Papa’s expression shifts—slow, subtle, terrifying.

The rage falters.

In its place, disbelief. Horror. A flash of something like grief.

Someone set me up. And for the first time, he sees it.

“I didn’t know,” he murmurs, voice hollow.

“I know,” I whisper. “Because you didn’t want to.”

His hand drops from my arm.

But I don’t breathe. Not yet. Not with the Brannagan brothers still standing across the floor, weapons drawn. Not with the Russians just as armed, just as ready. Not with a single spark poised to turn this entire room into a massacre.

And not when I spot movement—just barely—along the warehouse edge.

A glimmer of metal. A boot sliding across the concrete.

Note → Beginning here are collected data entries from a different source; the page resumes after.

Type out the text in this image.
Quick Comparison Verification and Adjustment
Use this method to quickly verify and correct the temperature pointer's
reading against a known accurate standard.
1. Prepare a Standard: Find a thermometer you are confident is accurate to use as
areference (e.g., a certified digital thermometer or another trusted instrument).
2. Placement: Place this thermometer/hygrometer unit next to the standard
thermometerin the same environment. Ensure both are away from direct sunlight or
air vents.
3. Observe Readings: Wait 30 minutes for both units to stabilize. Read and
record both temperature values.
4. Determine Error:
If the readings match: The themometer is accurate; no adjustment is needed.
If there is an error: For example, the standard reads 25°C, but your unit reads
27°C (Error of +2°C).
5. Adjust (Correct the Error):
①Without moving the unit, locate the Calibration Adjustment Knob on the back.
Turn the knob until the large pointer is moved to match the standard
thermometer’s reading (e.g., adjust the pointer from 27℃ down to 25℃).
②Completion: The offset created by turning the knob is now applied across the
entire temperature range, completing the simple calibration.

One of the Brannagan men. Slipping through the shadows, weaving through crates and scaffolding, trying to find a better position. Another follows close behind.

My pulse stutters.

I have to keep them distracted. Keep him distracted.

So I do what I’ve always done best—I perform.

“She’s mine,” I say softly. “My daughter.”

Anatoly looks at me again, as if seeing me for the first time.

“She’s named Lily,” I say, my voice trembling. “And she has your smile.”

His breath catches.

“She’s only five months,” I continue, stalling for time, each word weighted, deliberate. “She loves music. I sing to her at night, and she gets this little smile like she understands every word.”